Tungsten inert gas (TIG) welding is the process of blending together reactive metals, such as magnesium and aluminum. During the welding process, an arc is formed between a pointed tungsten electrode and the area to be welded. A shielding gas is used to help create a clean weld, as it prevents oxidization from occurring. The welding method became popular and useful in the early 1940s and, as a result, has greatly propelled the use of aluminum for welding and structural processes. It is commonly used for both high quality and manual welding.
The type of gas shielding typically used for TIG welding is argon, helium, or a combination of both. When combined, these two gases can ensure a higher welding speed and welding penetration.

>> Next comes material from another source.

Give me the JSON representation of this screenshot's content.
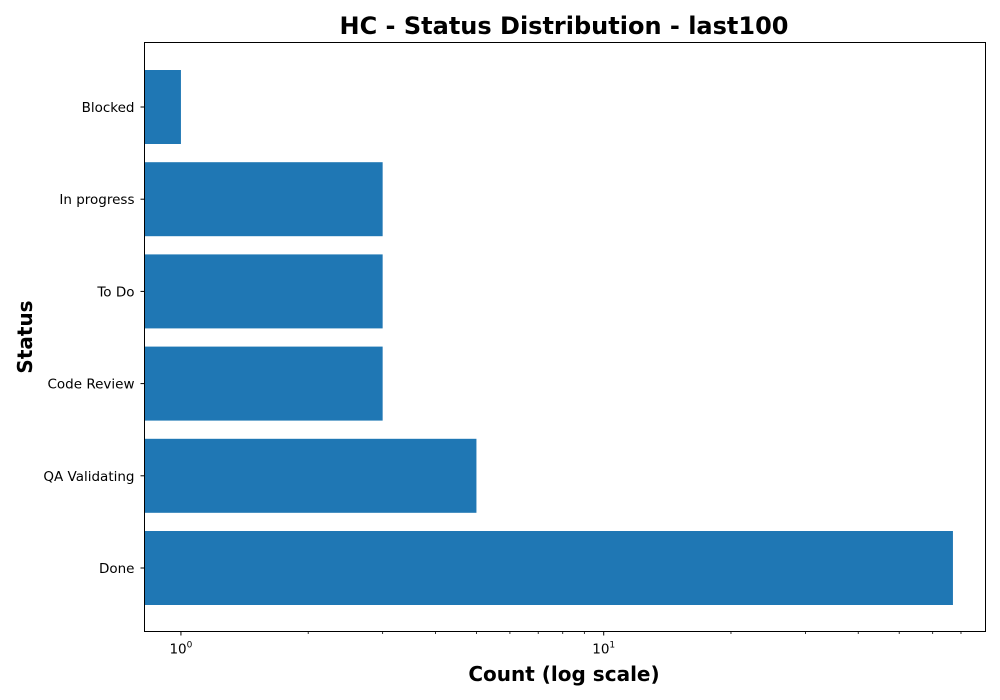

Argon is usually preferred by most welders simply because it is heavier than air and provides better coverage when welding.
Using the TIG welding process, a person can perform a variety of weld types on a number of different metals, although steel and aluminum are the most widely used. A filler rod, usually made from the same material as the base metal, is used for reinforcing joints and welding heavy metals.
There are several different types of joints designed for use with this method of welding, including the butt joint, lap joint, corner joint, and t-joint. The butt joint, which can be welded without the assistance of a filler rod, involves two pieces of metal being joined together along the seams. With a lap joint, the top edge is welded to the bottom piece in an area between the two overlapping metals. A corner joint involves welding one piece of metal at a right angle to the edge of a second piece of metal in order to form a corner. The t-joint is created by placing one piece of metal perpendicular to another piece of metal to form a T shape, and it does require a filler rod. This type of welding is done along either side of the perpendicular seam.